Lili menghela nafas karena pasti Sadewa hanya mengiyakan nasehatnya sekarang dan akan melaksanakan rutinitas begadangnya.

"Kamu mau sarapan sekarang Bang?"

"Sadewa sarapan nanti Bund, kayaknya Kakak sama Raden lagi beliin Abang bubur deh."

Bunda mengernyitkan dahinya tidak setuju dengan apa yang diucapkan oleh anak tengahnya, "Makan dulu aja ya, nungguin mereka lama deh kayaknya. Perut kamu sakit nanti."

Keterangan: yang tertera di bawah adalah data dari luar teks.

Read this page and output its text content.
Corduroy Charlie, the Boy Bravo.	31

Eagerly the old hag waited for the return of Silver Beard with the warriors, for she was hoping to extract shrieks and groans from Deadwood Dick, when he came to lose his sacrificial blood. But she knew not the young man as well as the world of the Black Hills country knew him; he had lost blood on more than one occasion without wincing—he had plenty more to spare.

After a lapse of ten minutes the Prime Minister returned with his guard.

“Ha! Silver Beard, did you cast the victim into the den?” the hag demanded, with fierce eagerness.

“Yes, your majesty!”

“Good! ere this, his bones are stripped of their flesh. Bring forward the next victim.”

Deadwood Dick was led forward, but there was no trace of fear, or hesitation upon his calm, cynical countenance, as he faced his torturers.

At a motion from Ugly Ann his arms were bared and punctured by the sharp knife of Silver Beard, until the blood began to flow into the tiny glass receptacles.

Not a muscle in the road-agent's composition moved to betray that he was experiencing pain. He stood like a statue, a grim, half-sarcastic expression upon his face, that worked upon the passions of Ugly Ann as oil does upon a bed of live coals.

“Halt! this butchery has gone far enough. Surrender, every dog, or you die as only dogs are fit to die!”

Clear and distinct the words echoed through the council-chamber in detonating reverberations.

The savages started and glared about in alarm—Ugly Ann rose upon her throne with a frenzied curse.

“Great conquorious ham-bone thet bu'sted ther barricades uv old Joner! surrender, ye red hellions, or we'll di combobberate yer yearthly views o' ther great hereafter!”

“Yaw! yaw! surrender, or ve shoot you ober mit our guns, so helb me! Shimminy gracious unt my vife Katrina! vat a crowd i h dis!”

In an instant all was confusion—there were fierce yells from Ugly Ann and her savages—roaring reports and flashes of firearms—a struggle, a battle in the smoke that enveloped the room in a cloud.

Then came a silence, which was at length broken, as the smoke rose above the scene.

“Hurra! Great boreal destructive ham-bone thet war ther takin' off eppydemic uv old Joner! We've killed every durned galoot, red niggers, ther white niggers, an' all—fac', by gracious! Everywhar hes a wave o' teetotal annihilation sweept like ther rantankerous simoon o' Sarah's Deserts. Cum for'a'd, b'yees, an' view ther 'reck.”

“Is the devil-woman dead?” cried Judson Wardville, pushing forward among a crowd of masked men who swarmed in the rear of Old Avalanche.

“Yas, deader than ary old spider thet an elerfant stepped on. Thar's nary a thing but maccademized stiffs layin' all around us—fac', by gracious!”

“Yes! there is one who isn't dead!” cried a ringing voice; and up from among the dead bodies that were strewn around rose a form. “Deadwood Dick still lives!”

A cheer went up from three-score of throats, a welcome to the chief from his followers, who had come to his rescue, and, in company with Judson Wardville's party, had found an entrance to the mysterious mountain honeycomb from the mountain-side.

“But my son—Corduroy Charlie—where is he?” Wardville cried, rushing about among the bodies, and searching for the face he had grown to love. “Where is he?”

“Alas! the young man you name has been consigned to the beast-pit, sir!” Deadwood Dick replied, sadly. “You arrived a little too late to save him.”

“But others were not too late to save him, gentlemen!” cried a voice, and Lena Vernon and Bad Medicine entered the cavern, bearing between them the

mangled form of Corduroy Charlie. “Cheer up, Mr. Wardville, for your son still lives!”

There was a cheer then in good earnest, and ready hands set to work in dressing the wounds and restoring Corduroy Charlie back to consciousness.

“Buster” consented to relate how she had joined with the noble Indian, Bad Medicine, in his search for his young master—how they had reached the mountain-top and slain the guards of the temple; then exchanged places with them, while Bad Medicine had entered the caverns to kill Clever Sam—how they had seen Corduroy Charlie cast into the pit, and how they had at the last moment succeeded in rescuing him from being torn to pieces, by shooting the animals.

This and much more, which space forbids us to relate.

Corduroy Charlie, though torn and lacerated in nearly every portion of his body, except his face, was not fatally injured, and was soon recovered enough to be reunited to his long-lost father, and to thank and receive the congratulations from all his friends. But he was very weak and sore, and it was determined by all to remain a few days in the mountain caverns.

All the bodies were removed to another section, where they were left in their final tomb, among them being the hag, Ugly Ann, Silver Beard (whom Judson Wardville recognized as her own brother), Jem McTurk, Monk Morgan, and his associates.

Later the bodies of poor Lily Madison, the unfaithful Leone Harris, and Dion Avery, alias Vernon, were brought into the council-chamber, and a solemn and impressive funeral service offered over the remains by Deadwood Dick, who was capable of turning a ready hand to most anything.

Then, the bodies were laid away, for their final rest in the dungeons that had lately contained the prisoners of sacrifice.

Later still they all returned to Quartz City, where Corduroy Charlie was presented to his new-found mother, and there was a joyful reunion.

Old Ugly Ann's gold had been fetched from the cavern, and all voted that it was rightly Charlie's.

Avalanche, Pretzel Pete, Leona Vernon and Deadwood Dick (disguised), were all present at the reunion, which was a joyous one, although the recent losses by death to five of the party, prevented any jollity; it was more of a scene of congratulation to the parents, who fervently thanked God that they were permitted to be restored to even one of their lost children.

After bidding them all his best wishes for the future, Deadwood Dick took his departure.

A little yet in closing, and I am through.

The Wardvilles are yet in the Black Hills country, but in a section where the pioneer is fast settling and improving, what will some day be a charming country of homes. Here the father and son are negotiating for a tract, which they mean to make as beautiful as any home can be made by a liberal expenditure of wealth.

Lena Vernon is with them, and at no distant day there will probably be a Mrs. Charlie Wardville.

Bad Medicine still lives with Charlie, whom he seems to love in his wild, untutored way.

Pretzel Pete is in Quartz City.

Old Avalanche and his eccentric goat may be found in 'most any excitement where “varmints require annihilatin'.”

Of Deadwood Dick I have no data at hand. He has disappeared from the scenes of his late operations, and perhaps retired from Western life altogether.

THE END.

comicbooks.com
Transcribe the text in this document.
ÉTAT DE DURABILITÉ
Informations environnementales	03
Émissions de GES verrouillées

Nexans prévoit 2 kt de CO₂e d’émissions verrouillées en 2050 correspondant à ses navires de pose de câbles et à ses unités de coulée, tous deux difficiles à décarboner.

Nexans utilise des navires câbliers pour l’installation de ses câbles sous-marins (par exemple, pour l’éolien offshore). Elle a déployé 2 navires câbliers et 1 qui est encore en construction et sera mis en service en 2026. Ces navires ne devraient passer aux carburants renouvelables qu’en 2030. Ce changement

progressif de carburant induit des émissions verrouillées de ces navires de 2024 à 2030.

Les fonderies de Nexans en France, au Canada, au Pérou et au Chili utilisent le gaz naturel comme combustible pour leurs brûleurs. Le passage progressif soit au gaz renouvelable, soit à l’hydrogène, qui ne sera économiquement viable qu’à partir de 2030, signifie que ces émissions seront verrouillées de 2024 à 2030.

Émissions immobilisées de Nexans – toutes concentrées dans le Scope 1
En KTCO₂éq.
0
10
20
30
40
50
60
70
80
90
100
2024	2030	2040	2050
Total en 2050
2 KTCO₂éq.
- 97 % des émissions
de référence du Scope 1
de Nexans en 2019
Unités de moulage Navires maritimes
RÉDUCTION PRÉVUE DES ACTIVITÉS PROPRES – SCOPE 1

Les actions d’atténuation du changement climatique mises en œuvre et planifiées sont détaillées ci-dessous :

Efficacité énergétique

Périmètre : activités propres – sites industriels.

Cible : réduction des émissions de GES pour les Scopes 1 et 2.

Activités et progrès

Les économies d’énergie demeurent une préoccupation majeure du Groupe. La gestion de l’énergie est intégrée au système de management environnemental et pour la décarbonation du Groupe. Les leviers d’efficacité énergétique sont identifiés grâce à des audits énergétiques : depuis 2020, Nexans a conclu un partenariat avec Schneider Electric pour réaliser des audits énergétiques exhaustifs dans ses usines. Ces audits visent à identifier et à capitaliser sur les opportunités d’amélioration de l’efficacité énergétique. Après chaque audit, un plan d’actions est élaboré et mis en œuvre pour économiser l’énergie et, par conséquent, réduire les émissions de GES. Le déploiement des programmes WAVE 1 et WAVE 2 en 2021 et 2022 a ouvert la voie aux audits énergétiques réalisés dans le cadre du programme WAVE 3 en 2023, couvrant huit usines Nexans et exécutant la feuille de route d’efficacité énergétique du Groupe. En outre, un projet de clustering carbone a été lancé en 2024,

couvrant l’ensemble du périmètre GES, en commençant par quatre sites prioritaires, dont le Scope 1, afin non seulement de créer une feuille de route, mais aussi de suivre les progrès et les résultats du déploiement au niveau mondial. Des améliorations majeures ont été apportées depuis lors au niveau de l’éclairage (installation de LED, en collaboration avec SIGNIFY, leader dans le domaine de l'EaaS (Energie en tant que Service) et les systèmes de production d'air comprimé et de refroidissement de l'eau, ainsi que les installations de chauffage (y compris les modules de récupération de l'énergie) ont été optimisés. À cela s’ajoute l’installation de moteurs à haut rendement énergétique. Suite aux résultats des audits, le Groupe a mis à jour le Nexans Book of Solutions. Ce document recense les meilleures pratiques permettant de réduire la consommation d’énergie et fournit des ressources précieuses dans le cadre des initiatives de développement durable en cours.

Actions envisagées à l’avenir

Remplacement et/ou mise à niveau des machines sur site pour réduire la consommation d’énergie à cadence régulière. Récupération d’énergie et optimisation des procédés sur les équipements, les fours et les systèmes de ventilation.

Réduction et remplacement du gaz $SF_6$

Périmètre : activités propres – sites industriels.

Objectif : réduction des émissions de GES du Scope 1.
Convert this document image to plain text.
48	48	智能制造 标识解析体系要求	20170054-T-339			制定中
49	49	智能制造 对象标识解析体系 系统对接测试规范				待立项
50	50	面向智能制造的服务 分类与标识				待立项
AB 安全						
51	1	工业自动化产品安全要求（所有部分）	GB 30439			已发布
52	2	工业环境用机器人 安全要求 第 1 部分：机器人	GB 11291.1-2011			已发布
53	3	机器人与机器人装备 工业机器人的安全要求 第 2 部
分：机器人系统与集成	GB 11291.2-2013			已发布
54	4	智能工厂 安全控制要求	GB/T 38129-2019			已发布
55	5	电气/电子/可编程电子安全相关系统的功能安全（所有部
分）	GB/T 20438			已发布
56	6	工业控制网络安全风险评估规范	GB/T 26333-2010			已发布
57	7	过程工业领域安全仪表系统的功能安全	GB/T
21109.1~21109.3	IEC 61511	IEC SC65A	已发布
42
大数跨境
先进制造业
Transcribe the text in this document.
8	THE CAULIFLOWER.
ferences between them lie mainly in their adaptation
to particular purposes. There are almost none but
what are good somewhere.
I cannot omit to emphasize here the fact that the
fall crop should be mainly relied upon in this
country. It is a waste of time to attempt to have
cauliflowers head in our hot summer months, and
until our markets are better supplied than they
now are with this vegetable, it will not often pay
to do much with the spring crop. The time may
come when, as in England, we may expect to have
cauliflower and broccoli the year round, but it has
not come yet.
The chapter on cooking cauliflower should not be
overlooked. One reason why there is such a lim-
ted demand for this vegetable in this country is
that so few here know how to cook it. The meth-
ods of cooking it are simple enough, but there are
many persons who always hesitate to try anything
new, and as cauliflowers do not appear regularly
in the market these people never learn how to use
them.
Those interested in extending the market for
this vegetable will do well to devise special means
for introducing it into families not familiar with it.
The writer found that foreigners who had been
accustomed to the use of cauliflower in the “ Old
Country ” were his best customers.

"Tunggu mereka aja Bund." kekeh Sadewa.

"Bang!"

"Bunda kenapa sih! Bilang aja mau ngomong sesuatu. Abang kan udah bilang, kalau bunda mau ngomong itu langsung aja." Sadewa menatap sang Bunda intens.

"Bukan begitu bang, tapi ini kan udah jam 9, perut kamu masih kosong."

"Sadewa tetap nungguin Kakak sama Raden. Kasian pasti mereka udah ngantre lama."

"Ya nanti kamu makan lagi aja itu buburnya." Ucap Bunda santai.

Sadewa membulatkan matanya, "Perut Dewa bukan gentong ya Bund, tolong kanjeng Bunda jangan memaksakan kehendak Ananda. Memaksakan kehendak orang itu engga baik loh Bund, kasian nanti."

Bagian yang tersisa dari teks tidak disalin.